Defendants have not offered affirmative evidence "as to when the accident site was last cleaned or inspected prior to the injured plaintiffs fall" (Barris v One Beard St., LLC, 126 A.D.3d 831, 832 [2d Dept 2015], citing Campbell v New York City Tr. Auth, supra). Nor do their submissions eliminate any issue of fact regarding constructive notice, based on repeated spills during that night. Although typically, the rule that "[a] party .. . who has actual knowledge of an ongoing and recurring dangerous condition can be charged with constructive notice of each specific re occurrence of that condition" (see Kohout v Molloy College, 61 A.D.3d 640, 642 [2d Dept 2009]) applies to conditions that regularly reoccur over an extended period of time, the evidence of a recurring problem with spills that night, as well as an assertion that people on the dance floor were holding drinks, may form the basis for an inference that defendants had constructive notice of the particular condition on which Acevedo fell.
Crawford v AMF Bowling Centers, Inc. (18 A.D.3d 798 [2d Dept 2005) is distinguishable. There, the plaintiff had complained of a wet condition on one previous occasion, and the court held that "[a] general awareness that patrons might spill their drinks in the carpeted area is insufficient to constitute notice of the particular condition that caused the plaintiffs fall" (18 A.D.3d at 799).. The evidence submitted by plaintiffs here establishes more than grounds for such a general awareness; if accepted, it is sufficient to permit the inference that defendants had 6 constructive notice of spills on the dance floor.

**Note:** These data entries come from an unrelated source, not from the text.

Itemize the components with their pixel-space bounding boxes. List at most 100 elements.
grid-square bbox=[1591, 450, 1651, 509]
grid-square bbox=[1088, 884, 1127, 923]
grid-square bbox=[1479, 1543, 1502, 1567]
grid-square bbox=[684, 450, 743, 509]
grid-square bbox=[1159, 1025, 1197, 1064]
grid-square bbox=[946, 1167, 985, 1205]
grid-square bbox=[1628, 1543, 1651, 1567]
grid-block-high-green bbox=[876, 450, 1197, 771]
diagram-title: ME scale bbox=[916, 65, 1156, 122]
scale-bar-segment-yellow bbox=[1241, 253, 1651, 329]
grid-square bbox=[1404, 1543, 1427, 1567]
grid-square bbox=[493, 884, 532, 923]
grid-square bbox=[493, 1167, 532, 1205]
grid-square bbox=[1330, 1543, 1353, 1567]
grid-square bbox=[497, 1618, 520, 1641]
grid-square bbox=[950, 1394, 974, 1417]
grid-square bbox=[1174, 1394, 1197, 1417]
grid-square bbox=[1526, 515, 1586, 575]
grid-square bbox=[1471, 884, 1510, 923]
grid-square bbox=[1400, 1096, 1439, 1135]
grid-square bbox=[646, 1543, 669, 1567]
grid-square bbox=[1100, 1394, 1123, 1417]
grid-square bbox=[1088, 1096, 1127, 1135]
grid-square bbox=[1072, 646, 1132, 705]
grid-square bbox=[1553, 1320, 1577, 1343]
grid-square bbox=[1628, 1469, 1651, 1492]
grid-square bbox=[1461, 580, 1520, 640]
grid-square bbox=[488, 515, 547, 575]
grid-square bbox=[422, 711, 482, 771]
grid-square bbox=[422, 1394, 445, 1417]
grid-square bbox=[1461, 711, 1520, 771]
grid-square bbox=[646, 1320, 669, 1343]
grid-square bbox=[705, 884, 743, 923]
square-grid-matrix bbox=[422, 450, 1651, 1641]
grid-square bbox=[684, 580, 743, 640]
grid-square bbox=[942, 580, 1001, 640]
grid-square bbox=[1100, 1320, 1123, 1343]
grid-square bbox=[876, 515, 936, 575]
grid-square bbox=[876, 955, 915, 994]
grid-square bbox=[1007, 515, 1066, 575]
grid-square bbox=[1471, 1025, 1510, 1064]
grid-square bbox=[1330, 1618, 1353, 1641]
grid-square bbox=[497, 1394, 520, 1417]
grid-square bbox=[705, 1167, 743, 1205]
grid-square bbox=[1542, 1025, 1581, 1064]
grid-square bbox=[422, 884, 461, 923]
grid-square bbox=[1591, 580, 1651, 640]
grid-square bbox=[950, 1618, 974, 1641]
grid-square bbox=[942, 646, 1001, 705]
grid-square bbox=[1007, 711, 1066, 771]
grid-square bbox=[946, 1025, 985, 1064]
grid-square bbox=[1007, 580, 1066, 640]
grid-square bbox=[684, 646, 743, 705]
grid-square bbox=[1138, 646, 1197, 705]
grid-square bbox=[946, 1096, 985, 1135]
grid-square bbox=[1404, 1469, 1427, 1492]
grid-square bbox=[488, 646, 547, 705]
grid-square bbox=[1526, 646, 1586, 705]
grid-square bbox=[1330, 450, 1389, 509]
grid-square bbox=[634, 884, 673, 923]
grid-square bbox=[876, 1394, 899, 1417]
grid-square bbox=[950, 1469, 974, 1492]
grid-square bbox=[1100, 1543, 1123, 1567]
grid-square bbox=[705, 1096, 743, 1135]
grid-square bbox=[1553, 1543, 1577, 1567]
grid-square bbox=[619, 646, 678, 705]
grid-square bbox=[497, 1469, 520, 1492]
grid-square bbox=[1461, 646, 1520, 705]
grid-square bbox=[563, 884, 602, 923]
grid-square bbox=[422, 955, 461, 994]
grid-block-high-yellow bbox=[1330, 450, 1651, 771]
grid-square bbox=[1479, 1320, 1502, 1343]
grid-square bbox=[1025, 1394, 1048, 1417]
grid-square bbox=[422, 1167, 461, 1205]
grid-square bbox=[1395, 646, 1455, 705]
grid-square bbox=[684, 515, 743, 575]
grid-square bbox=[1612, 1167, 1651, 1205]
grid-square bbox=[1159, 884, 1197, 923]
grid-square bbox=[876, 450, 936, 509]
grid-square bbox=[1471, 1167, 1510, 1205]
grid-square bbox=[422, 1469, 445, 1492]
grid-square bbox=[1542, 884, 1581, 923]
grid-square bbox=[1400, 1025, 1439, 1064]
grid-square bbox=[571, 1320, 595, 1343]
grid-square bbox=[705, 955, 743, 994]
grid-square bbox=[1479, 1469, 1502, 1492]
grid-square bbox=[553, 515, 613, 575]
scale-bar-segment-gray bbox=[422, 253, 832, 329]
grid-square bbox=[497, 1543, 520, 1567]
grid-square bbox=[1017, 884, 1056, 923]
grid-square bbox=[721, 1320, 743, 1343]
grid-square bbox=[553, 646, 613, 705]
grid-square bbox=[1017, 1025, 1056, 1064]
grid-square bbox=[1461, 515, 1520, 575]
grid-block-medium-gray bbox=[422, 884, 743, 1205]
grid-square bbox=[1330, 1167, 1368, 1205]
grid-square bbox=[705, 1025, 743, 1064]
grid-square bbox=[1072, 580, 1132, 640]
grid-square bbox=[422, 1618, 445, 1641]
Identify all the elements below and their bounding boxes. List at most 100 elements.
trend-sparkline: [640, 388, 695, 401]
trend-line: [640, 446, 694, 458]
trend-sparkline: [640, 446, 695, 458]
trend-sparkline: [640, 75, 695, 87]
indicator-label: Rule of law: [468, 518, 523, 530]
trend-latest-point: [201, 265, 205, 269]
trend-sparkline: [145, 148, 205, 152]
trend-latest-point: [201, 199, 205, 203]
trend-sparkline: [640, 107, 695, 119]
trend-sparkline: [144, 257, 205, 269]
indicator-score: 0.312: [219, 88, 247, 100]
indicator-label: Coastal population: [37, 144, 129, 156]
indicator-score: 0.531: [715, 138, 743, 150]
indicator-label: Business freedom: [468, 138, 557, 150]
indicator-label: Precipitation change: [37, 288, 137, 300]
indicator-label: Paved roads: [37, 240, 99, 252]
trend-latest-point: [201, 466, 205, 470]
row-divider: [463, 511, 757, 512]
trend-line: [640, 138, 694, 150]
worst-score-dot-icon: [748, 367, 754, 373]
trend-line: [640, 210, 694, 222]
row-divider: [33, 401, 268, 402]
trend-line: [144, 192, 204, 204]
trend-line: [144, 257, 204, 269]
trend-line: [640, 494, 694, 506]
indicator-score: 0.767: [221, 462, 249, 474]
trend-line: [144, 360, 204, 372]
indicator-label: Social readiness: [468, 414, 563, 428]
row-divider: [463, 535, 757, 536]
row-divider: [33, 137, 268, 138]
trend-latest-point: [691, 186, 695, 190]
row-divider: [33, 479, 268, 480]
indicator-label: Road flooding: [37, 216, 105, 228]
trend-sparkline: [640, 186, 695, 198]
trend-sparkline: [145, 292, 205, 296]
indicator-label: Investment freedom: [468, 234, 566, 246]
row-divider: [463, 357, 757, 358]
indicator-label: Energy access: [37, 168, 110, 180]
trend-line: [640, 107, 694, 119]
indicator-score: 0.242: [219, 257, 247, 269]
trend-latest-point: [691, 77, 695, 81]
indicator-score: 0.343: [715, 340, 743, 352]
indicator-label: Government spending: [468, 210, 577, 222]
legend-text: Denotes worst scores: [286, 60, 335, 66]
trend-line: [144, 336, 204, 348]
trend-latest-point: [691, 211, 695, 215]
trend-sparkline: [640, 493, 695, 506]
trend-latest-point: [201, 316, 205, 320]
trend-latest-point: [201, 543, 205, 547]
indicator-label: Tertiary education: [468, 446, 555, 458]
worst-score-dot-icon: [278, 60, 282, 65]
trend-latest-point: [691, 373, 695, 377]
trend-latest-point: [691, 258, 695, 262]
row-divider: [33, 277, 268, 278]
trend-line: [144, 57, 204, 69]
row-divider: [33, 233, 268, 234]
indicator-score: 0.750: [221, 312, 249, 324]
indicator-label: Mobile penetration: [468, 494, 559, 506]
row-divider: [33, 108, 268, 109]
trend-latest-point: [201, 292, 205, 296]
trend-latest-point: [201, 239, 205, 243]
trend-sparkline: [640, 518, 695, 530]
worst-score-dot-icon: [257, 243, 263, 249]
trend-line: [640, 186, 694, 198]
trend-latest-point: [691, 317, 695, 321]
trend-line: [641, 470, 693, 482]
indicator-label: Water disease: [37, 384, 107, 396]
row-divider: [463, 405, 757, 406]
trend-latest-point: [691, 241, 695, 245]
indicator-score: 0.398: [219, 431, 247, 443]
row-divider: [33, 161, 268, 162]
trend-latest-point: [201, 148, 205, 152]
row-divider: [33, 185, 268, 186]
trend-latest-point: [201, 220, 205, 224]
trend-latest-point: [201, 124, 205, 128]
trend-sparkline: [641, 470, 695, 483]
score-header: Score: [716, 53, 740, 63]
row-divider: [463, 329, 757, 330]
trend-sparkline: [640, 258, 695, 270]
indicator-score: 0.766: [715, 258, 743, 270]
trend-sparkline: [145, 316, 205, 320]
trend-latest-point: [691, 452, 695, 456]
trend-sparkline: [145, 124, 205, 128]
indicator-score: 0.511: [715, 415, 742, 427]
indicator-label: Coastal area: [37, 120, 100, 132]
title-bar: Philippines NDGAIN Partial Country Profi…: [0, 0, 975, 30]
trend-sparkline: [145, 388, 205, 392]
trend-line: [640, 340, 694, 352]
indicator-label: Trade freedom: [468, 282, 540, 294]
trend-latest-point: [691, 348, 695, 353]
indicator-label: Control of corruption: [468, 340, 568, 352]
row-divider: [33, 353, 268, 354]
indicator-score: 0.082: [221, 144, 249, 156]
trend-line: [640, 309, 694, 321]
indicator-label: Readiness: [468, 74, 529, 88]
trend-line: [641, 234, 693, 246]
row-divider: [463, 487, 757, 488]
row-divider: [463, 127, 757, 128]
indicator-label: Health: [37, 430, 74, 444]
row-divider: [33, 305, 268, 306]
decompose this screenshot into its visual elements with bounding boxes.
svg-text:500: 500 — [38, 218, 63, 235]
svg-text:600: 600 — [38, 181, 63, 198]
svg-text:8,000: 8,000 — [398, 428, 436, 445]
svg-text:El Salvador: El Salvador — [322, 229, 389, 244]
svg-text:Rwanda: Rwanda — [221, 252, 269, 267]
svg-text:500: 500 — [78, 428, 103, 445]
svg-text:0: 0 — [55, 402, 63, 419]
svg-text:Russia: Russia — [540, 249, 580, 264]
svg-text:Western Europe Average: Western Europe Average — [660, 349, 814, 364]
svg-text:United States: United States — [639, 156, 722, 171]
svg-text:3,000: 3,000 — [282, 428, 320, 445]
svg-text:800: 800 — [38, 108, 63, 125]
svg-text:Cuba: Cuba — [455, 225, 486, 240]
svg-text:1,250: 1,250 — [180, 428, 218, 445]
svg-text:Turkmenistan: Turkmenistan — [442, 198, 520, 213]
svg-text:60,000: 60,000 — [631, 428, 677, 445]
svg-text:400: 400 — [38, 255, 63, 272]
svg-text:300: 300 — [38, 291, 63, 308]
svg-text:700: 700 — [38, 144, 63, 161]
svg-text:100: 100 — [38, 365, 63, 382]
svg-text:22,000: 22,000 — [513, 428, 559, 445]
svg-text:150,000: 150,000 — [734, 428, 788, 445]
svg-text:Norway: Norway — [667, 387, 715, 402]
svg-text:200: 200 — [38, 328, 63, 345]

Finally, defendants' submission of the Town's Licensing Agreement for the premises fails to provide a basis for dismissal of the complaint as against the Town. An agreement granting a license to use premises is not a leasehold interest, thus, "the standard applied to out-of-possession landlords is inapplicable here" (see Agbosasa v City of New York, 168 A.D.3d 794, 796 [2d Dept 2019]).
Based upon the foregoing, it is hereby, ORDERED that defendants' motion for an order dismissing the complaint is denied; and it is further
ORDERED that all parties appear in the Settlement Conference Part on Tuesday, April 21, 2020 at 9:15 a.m., at the Westchester County Courthouse located at 111 Dr. Martin Luther King Jr. Boulevard, White Plains, New York, 10601.